エ・サマンサ・ギガレアントの言葉を受け取る気がないのか、エミリアは何も言わず、美しい魔女を、ただ睨みつけていた。エ・サマンサ・ギガレアントの横にいるフーフーが、不意に僕を見て笑った。


「人間・・・。やはり、あなたは、エ・ミリア・ギガレアントの魔法にかかっているようですね。素晴らしい・・・。人間に魔法をかけることができるとは・・・。もしかすると、我々は進化できるのか?」


「ほぉ・・・。確かに、この人間、エ・ミリア・ギガレアントの魔法の影響を受けているように感じる。命を持たぬ“ただの人形“に、このような感情を持つとは・・・。しかし、完全ではないようだ。詳しく調べてみたい。我々の世界へ連れて帰る必要があるかもしれぬ」


違う!


僕は、魔法にかかってなんかいない。エミリアは、人形かもしれないけど、僕は・・・。僕は、心からエミリアのことが好きなんだ!


「ありがとう、ダイスケ。よくわからないけど、わたしも、ダイスケと同じ気持ちだよ・・・」


エミリアが、僕に笑いかける。僕は、この笑顔が大好きだ。強引で、自分勝手で、生意気な雰囲気を振りまきながら、それでもこの笑顔を見せてくれる。


エミリアは海の向こうに沈もうとする太陽を見て、本当に綺麗だと言った。その時、僕は思ったんだ。その光景より、エミリアのほうが、ずっと綺麗だと・・・。


思い出した。


確かに、あの時、誰かがいた。僕が、黒い油まみれの鳥を抱え上げて、地面に置いたあの日。


(人間は、みんな、あなたみたいに綺麗なの?)


そこに、一人の女の子がいた。そして、二人で一緒に、黒くて、硬くて、冷たい鳥の形をした物体を撫でていた。陽が暮れる直前まで、二人とも何も話さず、ずっとそうしていた。

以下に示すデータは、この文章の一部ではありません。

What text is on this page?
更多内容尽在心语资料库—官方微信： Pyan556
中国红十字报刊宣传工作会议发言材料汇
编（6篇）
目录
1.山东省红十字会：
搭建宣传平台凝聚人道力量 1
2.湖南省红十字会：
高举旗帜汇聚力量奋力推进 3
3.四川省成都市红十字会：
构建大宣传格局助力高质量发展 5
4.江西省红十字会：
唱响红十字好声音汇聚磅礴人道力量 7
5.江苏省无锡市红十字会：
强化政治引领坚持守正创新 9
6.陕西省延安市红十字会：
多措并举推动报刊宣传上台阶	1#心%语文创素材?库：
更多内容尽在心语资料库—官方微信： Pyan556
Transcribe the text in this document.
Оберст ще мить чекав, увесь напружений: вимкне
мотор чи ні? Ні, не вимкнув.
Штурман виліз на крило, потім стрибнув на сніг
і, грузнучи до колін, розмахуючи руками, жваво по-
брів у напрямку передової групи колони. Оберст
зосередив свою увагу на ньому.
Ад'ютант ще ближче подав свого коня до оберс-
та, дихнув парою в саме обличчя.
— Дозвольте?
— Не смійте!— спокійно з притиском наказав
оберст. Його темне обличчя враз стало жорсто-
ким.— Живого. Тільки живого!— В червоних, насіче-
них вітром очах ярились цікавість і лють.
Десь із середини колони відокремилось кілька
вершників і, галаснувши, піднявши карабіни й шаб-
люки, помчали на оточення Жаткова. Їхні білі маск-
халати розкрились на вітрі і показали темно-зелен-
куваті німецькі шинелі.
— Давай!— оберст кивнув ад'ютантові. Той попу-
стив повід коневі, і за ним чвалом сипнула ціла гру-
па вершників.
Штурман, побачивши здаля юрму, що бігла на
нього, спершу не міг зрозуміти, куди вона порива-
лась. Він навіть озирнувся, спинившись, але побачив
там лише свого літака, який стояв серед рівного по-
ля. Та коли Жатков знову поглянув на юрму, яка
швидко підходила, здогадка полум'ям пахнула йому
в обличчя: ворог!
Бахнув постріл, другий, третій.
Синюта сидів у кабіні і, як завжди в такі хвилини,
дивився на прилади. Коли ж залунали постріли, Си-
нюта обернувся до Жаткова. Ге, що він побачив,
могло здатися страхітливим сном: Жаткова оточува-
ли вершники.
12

やがて、母さんが僕を迎えに来た。母さんに連れられて、僕はその場をあとにした。少し歩き進んで、ふと振り返ってみると、そこに残っていた女の子が、僕に向かって笑っていた。


その時の笑顔は、優しくて、とても綺麗だった。そして、今、僕のすぐそばで、あの日の笑顔は綺麗なままだった。